Schematic diagram of a breast cancer resistance protein (BCRP) molecule indicating the position of its 12 cysteine residues. We constructed 12 mutants of BCRP by replacing each of these cysteines with serine by site‐directed mutagenesis of the cDNA template.

Figure 2

Detection of mutant breast cancer resistance proteins (BCRP), containing serine substitutions, by western blot analysis. Sodium dodecyl sulfate–polyacrylamide gel electrophoresis (SDS‐PAGE) was carried out (a) under reducing conditions with heating at 70°C for 10 min, or (b) under non‐reducing conditions with heating at 20°C for 5 min. α‐Tubulin expression was analyzed as a loading control. (c) Western blot analysis of three BCRP mutants with a long exposure showing weak band intensities under non‐reducing conditions. Cellular protein (20 µg/lane) was separated by 5–20% SDS‐PAGE and then transferred onto nitrocellulose membranes.

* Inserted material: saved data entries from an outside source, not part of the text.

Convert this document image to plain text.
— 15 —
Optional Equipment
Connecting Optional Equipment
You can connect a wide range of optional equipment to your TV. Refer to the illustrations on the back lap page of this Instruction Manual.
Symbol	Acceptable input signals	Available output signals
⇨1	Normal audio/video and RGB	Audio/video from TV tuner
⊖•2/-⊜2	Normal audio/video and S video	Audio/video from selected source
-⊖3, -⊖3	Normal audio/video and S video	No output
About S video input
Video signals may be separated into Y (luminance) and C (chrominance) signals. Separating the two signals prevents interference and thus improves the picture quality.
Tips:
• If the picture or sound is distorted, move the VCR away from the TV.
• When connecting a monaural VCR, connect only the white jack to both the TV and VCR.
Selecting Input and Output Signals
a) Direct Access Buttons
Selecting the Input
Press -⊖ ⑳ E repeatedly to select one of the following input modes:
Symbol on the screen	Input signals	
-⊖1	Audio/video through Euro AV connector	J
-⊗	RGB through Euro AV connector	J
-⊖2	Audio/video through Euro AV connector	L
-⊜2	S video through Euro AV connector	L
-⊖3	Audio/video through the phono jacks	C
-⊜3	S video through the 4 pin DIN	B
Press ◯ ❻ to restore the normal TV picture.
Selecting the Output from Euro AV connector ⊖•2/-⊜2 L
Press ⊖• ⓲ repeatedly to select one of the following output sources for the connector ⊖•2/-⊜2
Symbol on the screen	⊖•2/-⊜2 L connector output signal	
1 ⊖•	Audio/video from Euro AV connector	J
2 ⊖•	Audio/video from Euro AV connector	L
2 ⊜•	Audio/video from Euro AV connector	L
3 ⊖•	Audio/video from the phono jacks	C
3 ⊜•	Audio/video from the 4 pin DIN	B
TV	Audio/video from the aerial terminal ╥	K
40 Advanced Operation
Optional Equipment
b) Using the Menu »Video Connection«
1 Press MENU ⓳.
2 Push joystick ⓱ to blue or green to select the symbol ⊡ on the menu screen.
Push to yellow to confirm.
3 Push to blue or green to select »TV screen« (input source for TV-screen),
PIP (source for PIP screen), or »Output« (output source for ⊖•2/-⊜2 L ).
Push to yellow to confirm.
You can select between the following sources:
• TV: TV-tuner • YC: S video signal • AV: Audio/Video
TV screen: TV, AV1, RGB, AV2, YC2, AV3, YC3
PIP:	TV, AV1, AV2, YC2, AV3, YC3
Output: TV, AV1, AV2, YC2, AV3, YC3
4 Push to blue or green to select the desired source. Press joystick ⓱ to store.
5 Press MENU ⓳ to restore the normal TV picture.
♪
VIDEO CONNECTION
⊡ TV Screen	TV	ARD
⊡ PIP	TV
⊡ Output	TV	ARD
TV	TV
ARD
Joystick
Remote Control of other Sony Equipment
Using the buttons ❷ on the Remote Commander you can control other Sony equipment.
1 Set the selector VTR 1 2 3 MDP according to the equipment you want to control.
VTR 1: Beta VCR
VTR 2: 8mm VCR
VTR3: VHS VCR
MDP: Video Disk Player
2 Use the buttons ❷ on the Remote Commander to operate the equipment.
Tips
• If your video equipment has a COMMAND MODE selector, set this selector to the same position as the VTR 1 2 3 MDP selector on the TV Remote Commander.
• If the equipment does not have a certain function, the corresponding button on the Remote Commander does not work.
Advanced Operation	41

BCRP was detected using mouse anti‐BCRP monoclonal antibody (BXP‐21).

Figure 3

Expression analysis of mutant breast cancer resistance proteins (BCRP) on the cell surfaces of PA317 transfectants by FACS. Trypsinized cells were incubated with (bold line) or without (fine line) the biotinylated antihuman BCRP monoclonal antibody 5D3, followed by incubation with R‐phycoerythrin‐conjugated streptavidin.

Figure 4

Semi‐quantitative reverse transcription–polymerase chain reaction of mRNA in wild‐type and mutant breast cancer resistance protein (BCRP) transfectants. First‐strand cDNA was synthesized with 0.3 µg of total RNA and a BCRP cDNA fragment (315 bp) was amplified by PCR using the indicated cycle numbers. Amplification of glyceraldehyde‐3‐phosphate dehydrogenase (GAPDH) mRNA (551 bp fragment) was carried out as an internal control.

Figure 5

SN‐38 sensitivity assay of mutant breast cancer resistance protein (BCRP)‐transfected PA317 cells. Drug sensitivity to SN‐38 was examined by cell growth inhibition assays as described in Materials and Methods. All data are representative of the mean values ± SD from triplicate determinations. (a) SN‐38 sensitivity of the indicated mutant BCRP transfectants, which expressed similar levels of BCRP protein to PA/WT. (b) SN‐38 sensitivity of four mutant BCRP transfectants, which expressed lower levels of BCRP protein than PA/WT. PA/C43S, PA/C55S, PA/C284S and PA/C603S transfectants acquired similar or somewhat lower degrees of SN‐38 resistance than PA/WT cells. (c) SN‐38 sensitivity of mutants that expressed very small amounts of monomer BCRP. PA/C592S and PA/C608S showed decreased drug resistance and the sensitivity of PA/C438S cells was similar to that of the parental PA317 cells.

Figure 6

Western blot analysis of breast cancer resistance protein (BCRP) expression and SN‐38 drug sensitivity in PA/C603X mutants. Sodium dodecyl sulfate–polyacrylamide gel electrophoresis was carried out (a) under reducing conditions with heating at 70°C for 10 min and (b) under non‐reducing conditions with heating at 20°C for 5 min. α‐Tubulin expression was analyzed as a loading control. BCRP was detected using the mouse anti‐BCRP monoclonal antibody BXP‐21. Cellular protein (20 µg) was loaded in each lane. (c) SN‐38 sensitivity of parental PA317, PA/WT, PA/C603D, PA/C603Y, PA/C603S and PA/C603A. Drug sensitivity was examined by cell growth inhibition assays as described in Materials and Methods. All data are representative of the mean values ± SD from triplicate determinations.